Umgang mit Verbraucher*innen: Warum duzen die mich?
Konzerne jubeln uns mit großer Geste Preiserhöhungen unter. Oder sie überfordern uns mit Self-Service-Touchscreens. Und wir machen auch noch mit.
ber steigende Preise kann man sich aufregen. Vielleicht kann man es auch lassen. Aber als Verbraucher für blöd verkauft zu werden, das nervt immer.
Vor kurzem erhöhte ein Onlineversandhandelsmonopolist die Preise für seinen Video-Streaming-Dienst de facto um gut 30 Prozent. Die Preissteigerung wurde allerdings nicht als solche benannt. Stattdessen wurde angekündigt, dass in Zukunft die Titel „in begrenztem Umfang“ Werbung enthalten werden. Es klang fast, als sei dies ein Grund zum Feiern, da sie dadurch „weiterhin in Top-Entertainment“ und „attraktive Inhalte“ investieren könnten.

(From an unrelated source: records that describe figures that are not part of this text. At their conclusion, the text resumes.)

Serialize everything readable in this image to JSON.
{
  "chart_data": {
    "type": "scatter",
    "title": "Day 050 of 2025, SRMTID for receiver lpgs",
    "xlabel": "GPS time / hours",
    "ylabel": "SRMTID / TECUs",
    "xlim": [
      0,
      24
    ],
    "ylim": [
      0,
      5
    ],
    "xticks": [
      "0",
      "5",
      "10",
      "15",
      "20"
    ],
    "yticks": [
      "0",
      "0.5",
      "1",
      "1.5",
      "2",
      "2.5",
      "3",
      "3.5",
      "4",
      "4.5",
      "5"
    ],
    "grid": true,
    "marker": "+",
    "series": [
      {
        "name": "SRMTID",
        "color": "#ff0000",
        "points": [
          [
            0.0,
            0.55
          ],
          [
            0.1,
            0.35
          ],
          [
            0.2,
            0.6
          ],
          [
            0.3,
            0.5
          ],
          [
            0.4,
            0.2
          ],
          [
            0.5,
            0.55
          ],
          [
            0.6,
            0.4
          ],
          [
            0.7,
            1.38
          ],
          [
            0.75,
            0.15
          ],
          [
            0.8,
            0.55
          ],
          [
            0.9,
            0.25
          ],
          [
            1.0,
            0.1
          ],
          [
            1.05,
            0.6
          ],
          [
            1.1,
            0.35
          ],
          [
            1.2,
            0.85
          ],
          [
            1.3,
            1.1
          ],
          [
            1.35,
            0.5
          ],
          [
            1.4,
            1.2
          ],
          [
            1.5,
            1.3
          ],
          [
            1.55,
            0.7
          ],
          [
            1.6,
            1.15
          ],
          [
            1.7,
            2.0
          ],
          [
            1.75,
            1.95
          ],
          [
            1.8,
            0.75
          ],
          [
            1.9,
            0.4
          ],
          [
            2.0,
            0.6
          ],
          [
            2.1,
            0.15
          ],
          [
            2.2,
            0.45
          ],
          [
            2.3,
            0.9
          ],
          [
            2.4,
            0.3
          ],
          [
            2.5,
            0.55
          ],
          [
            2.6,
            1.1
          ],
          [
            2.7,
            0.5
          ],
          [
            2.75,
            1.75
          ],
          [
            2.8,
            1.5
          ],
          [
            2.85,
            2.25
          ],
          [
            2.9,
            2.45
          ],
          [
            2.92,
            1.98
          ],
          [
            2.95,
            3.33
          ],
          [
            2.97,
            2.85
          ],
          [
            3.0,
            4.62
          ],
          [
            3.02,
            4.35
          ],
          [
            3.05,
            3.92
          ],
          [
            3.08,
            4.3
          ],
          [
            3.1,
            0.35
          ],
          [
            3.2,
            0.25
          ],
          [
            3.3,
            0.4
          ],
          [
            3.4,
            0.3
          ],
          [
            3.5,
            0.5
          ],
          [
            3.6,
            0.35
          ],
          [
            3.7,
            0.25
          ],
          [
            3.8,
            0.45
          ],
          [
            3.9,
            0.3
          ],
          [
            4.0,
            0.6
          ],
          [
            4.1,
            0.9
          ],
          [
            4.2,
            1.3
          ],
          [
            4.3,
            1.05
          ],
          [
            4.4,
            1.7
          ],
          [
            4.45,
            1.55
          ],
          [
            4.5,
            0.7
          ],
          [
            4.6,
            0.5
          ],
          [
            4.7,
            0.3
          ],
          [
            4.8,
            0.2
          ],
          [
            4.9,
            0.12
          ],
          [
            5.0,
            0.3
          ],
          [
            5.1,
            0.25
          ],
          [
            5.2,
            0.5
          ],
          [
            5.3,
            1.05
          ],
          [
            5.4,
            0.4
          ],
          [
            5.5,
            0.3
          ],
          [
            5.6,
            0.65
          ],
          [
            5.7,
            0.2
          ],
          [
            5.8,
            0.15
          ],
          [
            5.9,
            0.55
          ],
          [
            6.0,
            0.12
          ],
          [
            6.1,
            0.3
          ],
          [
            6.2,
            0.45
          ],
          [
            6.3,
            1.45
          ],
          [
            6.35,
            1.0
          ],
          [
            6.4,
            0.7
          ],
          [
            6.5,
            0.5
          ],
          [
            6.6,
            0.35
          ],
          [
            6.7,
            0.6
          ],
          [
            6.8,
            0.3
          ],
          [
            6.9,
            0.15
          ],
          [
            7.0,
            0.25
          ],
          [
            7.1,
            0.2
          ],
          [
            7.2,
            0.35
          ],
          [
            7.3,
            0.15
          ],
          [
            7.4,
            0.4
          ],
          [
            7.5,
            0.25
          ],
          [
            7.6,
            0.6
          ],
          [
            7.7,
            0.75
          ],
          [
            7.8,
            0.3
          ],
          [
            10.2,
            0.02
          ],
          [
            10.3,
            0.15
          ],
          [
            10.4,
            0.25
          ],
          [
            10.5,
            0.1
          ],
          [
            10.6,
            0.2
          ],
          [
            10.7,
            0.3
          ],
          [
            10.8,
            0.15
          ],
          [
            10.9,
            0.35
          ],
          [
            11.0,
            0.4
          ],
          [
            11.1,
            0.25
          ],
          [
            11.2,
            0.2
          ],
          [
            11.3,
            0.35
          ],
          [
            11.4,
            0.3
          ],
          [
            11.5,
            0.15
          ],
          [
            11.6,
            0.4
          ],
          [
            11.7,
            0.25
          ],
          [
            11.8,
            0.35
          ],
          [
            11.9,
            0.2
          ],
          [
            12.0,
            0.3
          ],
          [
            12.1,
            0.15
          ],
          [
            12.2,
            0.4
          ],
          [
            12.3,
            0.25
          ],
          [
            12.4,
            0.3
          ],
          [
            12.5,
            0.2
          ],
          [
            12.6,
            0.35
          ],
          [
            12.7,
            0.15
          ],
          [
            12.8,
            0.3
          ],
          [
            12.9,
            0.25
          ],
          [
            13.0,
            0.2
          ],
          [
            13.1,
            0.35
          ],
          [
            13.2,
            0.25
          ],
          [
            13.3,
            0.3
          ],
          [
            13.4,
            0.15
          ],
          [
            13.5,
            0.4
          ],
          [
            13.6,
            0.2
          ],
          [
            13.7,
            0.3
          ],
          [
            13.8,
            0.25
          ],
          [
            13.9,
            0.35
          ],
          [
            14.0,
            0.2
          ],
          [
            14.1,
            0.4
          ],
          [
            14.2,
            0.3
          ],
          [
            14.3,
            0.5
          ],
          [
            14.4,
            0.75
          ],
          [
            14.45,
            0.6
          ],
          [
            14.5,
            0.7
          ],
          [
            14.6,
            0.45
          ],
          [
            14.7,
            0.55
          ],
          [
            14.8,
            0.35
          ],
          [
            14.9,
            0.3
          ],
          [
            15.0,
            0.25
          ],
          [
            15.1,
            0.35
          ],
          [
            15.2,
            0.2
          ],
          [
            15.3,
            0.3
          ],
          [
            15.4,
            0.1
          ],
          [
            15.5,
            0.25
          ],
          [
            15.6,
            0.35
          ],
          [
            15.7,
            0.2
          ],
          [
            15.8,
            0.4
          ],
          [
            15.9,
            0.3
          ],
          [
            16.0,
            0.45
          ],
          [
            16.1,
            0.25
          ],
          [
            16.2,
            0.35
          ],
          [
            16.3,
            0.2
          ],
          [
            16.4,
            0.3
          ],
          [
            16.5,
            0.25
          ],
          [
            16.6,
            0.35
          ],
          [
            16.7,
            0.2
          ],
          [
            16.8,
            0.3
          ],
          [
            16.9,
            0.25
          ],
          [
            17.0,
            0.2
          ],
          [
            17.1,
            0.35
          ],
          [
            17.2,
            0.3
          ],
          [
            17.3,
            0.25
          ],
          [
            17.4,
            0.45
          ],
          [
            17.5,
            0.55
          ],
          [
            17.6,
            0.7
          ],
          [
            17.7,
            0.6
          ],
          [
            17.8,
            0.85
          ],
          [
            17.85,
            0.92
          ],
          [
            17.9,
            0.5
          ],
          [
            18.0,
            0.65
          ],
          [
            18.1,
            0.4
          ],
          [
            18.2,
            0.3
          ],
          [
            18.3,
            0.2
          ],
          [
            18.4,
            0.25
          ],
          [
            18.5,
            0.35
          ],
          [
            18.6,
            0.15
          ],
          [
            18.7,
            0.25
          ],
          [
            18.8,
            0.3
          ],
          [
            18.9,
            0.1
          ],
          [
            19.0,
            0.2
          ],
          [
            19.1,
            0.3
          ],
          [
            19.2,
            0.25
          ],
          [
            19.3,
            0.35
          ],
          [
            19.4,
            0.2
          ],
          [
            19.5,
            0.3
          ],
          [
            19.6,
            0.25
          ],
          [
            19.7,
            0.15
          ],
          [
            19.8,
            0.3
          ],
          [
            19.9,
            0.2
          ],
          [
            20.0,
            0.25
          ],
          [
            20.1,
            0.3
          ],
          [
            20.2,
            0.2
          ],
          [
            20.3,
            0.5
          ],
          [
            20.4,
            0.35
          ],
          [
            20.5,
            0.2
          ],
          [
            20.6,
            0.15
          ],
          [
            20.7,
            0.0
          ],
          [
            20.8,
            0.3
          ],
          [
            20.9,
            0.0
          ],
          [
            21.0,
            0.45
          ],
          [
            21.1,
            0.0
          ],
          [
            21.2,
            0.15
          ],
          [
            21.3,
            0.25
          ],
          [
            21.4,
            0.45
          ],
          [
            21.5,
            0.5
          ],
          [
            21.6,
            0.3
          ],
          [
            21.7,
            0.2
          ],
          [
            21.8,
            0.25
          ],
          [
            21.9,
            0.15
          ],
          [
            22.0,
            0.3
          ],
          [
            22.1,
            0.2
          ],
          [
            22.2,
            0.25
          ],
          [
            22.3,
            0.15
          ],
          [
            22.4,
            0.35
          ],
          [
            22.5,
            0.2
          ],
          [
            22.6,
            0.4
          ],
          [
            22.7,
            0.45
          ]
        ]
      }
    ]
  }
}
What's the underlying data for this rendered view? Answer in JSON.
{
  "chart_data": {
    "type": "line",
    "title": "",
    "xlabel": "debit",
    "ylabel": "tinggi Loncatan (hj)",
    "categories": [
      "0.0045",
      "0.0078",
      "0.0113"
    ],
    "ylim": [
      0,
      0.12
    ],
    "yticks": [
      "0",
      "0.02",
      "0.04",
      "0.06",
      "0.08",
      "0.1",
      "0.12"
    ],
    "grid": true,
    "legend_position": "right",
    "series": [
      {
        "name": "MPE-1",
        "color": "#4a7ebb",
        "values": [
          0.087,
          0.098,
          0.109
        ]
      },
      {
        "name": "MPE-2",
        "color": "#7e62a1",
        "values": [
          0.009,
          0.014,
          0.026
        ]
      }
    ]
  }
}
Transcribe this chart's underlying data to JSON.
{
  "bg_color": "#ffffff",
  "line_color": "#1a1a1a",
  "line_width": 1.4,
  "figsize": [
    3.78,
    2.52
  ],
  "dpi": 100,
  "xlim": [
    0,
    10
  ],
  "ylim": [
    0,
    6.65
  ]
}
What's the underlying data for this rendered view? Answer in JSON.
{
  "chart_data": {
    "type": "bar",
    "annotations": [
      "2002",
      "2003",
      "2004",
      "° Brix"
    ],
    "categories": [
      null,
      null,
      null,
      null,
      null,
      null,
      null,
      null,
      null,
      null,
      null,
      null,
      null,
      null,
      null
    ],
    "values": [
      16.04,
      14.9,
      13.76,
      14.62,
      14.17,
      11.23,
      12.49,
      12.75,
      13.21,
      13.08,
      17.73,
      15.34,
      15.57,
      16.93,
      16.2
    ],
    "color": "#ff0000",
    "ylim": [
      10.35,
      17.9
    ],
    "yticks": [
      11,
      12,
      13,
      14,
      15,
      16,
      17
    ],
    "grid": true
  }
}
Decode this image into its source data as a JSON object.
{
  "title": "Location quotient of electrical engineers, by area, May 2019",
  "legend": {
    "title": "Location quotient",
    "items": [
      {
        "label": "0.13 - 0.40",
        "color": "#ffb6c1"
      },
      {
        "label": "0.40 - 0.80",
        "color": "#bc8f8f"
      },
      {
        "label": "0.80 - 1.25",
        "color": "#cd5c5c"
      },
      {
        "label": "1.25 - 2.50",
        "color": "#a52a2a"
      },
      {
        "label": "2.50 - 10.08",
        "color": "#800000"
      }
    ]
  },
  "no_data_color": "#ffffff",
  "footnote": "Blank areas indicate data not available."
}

Beeindruckend dreist fand ich den Satz: „Für dich besteht kein Handlungsbedarf und der aktuelle Preis deiner Mitgliedschaft wird sich nicht ändern.“ Warum duzen die mich? Damit ich denke, die einseitige Vertragsänderung ohne meine Zustimmung sei ein Freundschaftsdienst? Und was soll überhaupt „Werbung in begrenztem Umfang“ bedeuten? Dass dankenswerterweise das Programm nicht gänzlich auf Teleshopping-Sendungen umgestellt wird?
Für 2,99 Euro kann man sich übrigens mit einem neuen „Ad Free“-Abo vermeintlich von der Werbung freikaufen – Eigenwerbung muss freilich auch dort geschaut werden, von den lästigen Produktplatzierungen in vielen Filmen und Serien mal ganz abgesehen. Ich wollte das Abo sofort kündigen – wir haben es ja nur abgeschlossen, eben weil wir keine Werbung sehen wollen – aber ich wurde Zuhause überstimmt: Erstmal abwarten, wie schlimm es ist. Wir sind also tatsächlich so blöd, wie der Konzern annimmt – deprimierend.
Neulich war ich bei einem multinationalen Einrichtungskonzern, weil meine Tochter einen Hotdog essen wollte. Dort wird man schon immer geduzt, aber die Hotdog-Preise bleiben stabil. Allerdings wird der Service nun weitgehend den Kunden überlassen.
Beim Versuch, zwei Hotdogs zu erwerben, habe ich das Gefühl bekommen, möglicherweise sogar noch blöder zu sein, als das Unternehmen annimmt. Ich war komplett überfordert damit, auf einem Touchscreen-Terminal meine Bestellung aufzugeben – allein schon, weil es einen Veggie-Hotdog und einen Plant-Hotdog gibt und ich nicht kapiert habe, wo der Unterschied liegt. Zum Bezahlen fehlte mir die passende App und nur mit Mühe begriff ich, dass ich – wie im Service Center der Deutschen Bahn – auf einen Bildschirm starren muss, bis dort angezeigt wird, an welchem Schalter ich mit meiner Nummer ein Tablett mit zwei traurigen Fleischersatz-Schläuchen in Weißbrot abholen kann.
Zum Glück war ich mit dem weiteren Ablauf vertraut, also wie man das Ganze eigenhändig gnadenlos mit Soßen, Gurkenscheiben und Röstzwiebeln überlädt, um sich beim Essen komplett einzusauen – den Teil mag ich. Danach war ich erschöpft (ohne überhaupt im Laden gewesen zu sein) und fühlte ich mich irgendwie verhöhnt, als ich auf der Toilette beim Händewaschen in Dauerschleife die Worte hörte: „Noch nie war Shopping so einfach.“
Diese Woche habe ich zum ersten Mal seit der Umstellung auf „Werbung in begrenztem Umfang“ einen Film gestreamt. Vor Filmbeginn musste ich zweimal exakt denselben Werbespot eines Süßwarenherstellers anschauen, der mir sagte, dass der Film dank der Firma werbefrei präsentiert werde. Das war dann schon wieder richtig lustig.
Mag ja sein, dass ich zu bescheuert bin für diese Welt – aber sie schafft es doch immer wieder, mich noch zu toppen.
Ich rege mich jetzt auch nicht weiter auf: Eine einzige Unterbrechung in einem guten Spielfilm und mein Mann beschließt wütend das Abo auf der Stelle zu kündigen – um dann stattdessen doch das reklamefreie Upgrade zu kaufen. Darauf kann ich mich verlassen.